We often go weeks without rain, and sometimes months. We try to make sure all our growing things get “a good soaking” about once a week. It’s probably more than an inch, less than two. If your soil drains well you aren’t likely to hurt plants with too much water, I think. With a clay soil it might be different. (I do think we drowned a plum once, but we got carried away that year.)
Fruiting trees need more water as they set and mature fruit, to a point.
@galinas,
Your soil is rich and better than mine. Mine is clay under a couple of inches of top soil.
We had a summer drought about 3-4 years ago so I learned from that. For me, young trees 1-3 years old will get about 5 gallons of water (by a hose) once a week. 4-5 years old trees, if they show signs of heat stress i.e. leaves wilting, scorched, etc, I soak them ,too.
Usually, trees older than 5 years should be OK. But again, I go by how stress a tree looks during a drought.
Also, some of my trees are on super dwarf rootstocks like M 27 or even dwarf like B9, I water them because their roots don’t go deep. They get help esp. the ones on M27.
I’ve been watering my fruit bushes every other day and my trees at least 2xs per week giving them a good 3-4 gal. roughly soak. its probably over kill as i have clay soil with mulch around them but with temps predicted to hit 96f today, i don’t want them to be wanting water. most of my trees are younger than 4 yrs also.
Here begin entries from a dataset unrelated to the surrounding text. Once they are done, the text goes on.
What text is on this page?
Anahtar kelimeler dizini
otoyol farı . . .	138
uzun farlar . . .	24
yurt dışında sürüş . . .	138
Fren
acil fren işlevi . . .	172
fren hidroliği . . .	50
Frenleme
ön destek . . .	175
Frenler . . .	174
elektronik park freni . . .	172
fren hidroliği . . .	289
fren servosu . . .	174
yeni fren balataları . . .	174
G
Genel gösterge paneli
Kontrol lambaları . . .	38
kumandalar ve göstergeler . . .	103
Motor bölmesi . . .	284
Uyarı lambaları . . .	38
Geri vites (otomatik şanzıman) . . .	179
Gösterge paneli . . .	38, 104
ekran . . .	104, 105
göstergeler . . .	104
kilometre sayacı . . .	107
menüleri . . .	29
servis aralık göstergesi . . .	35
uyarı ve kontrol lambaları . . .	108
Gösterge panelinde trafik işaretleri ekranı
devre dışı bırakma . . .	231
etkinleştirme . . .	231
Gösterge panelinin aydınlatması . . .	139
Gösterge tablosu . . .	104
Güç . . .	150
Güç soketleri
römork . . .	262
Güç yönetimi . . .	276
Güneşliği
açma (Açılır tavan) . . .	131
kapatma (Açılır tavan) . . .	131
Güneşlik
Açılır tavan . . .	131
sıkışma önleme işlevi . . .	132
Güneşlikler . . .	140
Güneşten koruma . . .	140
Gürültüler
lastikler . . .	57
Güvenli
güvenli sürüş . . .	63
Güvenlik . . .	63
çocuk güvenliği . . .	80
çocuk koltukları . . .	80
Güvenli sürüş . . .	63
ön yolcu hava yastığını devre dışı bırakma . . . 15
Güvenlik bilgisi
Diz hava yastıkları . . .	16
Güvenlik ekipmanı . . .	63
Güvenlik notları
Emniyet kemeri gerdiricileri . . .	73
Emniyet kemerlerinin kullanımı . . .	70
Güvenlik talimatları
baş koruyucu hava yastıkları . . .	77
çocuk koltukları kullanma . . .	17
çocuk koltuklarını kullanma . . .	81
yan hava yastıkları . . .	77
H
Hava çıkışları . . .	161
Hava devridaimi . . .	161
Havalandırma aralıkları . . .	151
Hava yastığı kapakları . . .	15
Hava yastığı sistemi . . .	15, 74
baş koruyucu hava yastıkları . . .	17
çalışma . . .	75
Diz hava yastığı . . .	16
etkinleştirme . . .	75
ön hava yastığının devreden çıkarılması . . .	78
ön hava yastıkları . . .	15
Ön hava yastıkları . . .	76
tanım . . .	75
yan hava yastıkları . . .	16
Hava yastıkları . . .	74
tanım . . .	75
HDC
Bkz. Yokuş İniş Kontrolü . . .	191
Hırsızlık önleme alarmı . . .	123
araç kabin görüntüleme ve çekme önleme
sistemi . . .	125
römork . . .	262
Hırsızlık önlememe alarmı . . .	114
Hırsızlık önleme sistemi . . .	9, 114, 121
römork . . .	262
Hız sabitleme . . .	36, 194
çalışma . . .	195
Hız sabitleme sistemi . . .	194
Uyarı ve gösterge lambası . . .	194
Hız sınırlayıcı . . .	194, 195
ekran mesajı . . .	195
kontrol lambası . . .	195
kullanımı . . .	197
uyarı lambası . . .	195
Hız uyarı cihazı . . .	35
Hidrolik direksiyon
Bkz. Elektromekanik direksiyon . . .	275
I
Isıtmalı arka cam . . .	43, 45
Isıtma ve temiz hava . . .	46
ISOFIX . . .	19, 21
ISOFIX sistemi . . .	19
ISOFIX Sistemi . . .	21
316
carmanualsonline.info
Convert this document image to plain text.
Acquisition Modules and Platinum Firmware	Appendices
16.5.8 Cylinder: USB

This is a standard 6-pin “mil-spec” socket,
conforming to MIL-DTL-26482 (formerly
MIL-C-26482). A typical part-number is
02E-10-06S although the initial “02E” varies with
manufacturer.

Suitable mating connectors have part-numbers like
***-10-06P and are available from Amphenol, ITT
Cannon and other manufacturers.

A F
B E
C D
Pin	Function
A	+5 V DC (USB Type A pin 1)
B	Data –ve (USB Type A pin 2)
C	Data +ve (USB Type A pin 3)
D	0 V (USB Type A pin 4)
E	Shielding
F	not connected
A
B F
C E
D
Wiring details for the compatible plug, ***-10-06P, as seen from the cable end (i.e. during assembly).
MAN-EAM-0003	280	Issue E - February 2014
I don’t have advice other than my observations of several wild fruiting trees here… Pear, crab, and Pincherry. Maybe 8-10” trunks. Trees growing in very sandy soil that will feel dry to 4’ in mid summer. In the last 5 years, We’ve had summer droughts with no measurable rain for 6-8 weeks. The trees looked fine.
That being said, all of the fruit trees I’ve planted are irrigated. It accounts for about half the money I have in each tree. I made the decision after planting 500 pine trees in the spring only to have about 90% die during a dry summer. …I made a second attempt with 200 pines, but one year after laying 6” of woodchips where they would be planted…about 50% survive, but the survivors are located in a few clumps together, not randomly.
I’m sure there’s a break point between small/large trees where irrigation won’t be a big deal, but I really don’t know where it is.
Perhaps your prediction will be wrong as many here are. We were supposed to have .08" yesterday and then got well over an inch.
But I do feel your pain. Last year we went about 6 weeks without any real rain during the heat of summer and keeping my veggies, berry plants and fruit trees watered was difficult. It isn’t just the direct result of the lack of water, but weakened plants are more susceptible to pests and disease. Last year about a dozen large old oaks in my neighborhood died during the dry spell due to ambrosia beetles that were attracted to their weakened condition.
I wish… But it doesn’t feel so. It feels like it will stay dry… This year there is dust cloud from Sahara desert over Atlantic, it is preventing tropical pattern development.
Yes, the Saharan Air Layer. Clocked at around [DR.EVIL] 100 million tons [/DR.EVIL} they ride the prevailing winds on an almost annual basis. They don’t play well with storm creation and are said to bring nasties that negatively affect caribbean habitats and human health, but also deposit important minerals to soils across the americas. The nasa sat images are hella wicked.
60% chance of showers by midweek. been so hot my alpine strawberries in planters are scorched even though i water them daily. the 96f did some serious damage to them.